If we look at the most harmful event in terms of population health, i.e. Tornado, we can see that compare to other months, tornado have relatively lower impact on population health during May, June, July, August, and September.
Next, I am going to explore which types of events have the greatest economic consequences? The main variables that indicate economic consequences are property damage (PROPDMG) and crop damage (CROPDMG). They have associated variables PROPDMGEXP and CROPDMGEXP, which indicates how big those damage are, i.e. K stands for thousands of dollar, M stands for millions of dollar, and B stand for billions of dollar. However, there are other values in the associated variables other than “K”, “M”, and “B”:
print(unique(noaa_data$PROPDMGEXP))
## [1] "K" "M" "" "B" "m" "+" "0" "5" "6" "?" "4" "2" "3" "h" "7" "H" "-" "1" "8"
print(unique(noaa_data$CROPDMGEXP))
## [1] "" "M" "K" "m" "B" "?" "0" "k" "2"
For example, “+”, “-”, “?”, and numeric values.
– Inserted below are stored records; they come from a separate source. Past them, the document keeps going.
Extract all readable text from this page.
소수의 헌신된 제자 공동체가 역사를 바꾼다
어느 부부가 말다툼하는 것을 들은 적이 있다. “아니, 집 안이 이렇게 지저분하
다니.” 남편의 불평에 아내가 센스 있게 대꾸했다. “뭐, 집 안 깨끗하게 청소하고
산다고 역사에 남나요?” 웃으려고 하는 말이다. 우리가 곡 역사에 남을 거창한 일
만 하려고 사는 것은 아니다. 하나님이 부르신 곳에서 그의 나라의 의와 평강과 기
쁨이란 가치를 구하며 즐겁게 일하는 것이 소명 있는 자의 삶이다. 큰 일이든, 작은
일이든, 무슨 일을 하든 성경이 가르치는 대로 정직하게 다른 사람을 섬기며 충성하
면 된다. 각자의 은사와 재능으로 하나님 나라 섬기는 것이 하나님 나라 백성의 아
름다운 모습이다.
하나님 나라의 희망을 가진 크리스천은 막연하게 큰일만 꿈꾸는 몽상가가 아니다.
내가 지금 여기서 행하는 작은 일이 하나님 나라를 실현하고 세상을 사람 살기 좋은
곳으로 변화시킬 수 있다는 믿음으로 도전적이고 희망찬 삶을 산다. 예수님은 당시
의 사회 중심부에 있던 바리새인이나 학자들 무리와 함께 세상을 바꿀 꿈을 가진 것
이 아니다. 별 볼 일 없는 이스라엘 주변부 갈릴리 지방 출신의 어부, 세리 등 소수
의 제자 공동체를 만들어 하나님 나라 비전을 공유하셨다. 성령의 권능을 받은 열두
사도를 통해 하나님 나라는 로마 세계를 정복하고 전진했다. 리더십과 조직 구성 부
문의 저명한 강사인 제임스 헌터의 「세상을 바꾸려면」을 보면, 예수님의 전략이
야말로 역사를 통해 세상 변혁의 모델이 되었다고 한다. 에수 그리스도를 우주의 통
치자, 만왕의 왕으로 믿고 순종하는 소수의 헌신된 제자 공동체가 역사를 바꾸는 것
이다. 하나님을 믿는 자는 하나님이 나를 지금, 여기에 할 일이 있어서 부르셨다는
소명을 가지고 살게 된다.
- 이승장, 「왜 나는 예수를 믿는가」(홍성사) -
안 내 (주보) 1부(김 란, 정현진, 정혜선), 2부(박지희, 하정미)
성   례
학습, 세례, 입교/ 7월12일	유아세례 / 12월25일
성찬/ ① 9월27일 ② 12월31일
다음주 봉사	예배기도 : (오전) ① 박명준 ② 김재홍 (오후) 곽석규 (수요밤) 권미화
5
I’m going to assume that those values mean that corresponding damage is less than 100 dollars and thus a lot smaller than 1000, and will be excluded from the analysis (will return na values).
library(dplyr)
noaa_data <- noaa_data %>%
mutate(propdm_adjusted = case_when(
PROPDMGEXP == "h" ~ PROPDMG * 100,
PROPDMGEXP == "H" ~ PROPDMG * 100,
PROPDMGEXP == "K" ~ PROPDMG * 1000,
PROPDMGEXP == "m" ~ PROPDMG * 1000000,
PROPDMGEXP == "M" ~ PROPDMG * 1000000,
PROPDMGEXP == "B" ~ PROPDMG * 1000000000,
TRUE ~ NA_real_ # if no "K", "M", "B",then return NA
)) %>%
mutate(cropdm_adjusted = case_when(
CROPDMGEXP == "K" ~ CROPDMG * 1000,
CROPDMGEXP == "k" ~ CROPDMG * 1000,
CROPDMGEXP == "M" ~ CROPDMG * 1000000,
CROPDMGEXP == "m" ~ CROPDMG * 1000000,
CROPDMGEXP == "B" ~ CROPDMG * 1000000000,
TRUE ~ NA_real_ # if no "K", "M", "B",then return NA
))
Then sum up property and crop damage together as a indicator for economic impact:
noaa_data$propdm_adjusted[is.na(noaa_data$propdm_adjusted)] <- 0
noaa_data$cropdm_adjusted[is.na(noaa_data$cropdm_adjusted)] <- 0
noaa_data$eco_dam <- noaa_data$propdm_adjusted + noaa_data$cropdm_adjusted
Then calculate the max economic impact and display the top 10 types of events:
library(dplyr)
ED_max <- noaa_data %>%
group_by(EVTYPE) %>%
summarise(total_ED = sum(eco_dam, na.rm = TRUE)) %>%
arrange(desc(total_ED))
# display the top 10 most harmful events
head(ED_max,10)
## # A tibble: 10 × 2
## EVTYPE total_ED
## <fct> <dbl>
## 1 FLOOD 150319678250
## 2 HURRICANE/TYPHOON 71913712800
## 3 TORNADO 57352113590
## 4 STORM SURGE 43323541000
## 5 HAIL 18758221670
## 6 FLASH FLOOD 17562128610
## 7 DROUGHT 15018672000
## 8 HURRICANE 14610229010
## 9 RIVER FLOOD 10148404500
## 10 ICE STORM 8967041310
As shown in the table above, the types of events that have most economic damage are (descending order): Flood, Hurricane/Typhoon, Tornado, Storm sruge, Hail, Flash Flood, Drought, Hurricane, River Flood, and Ice storm.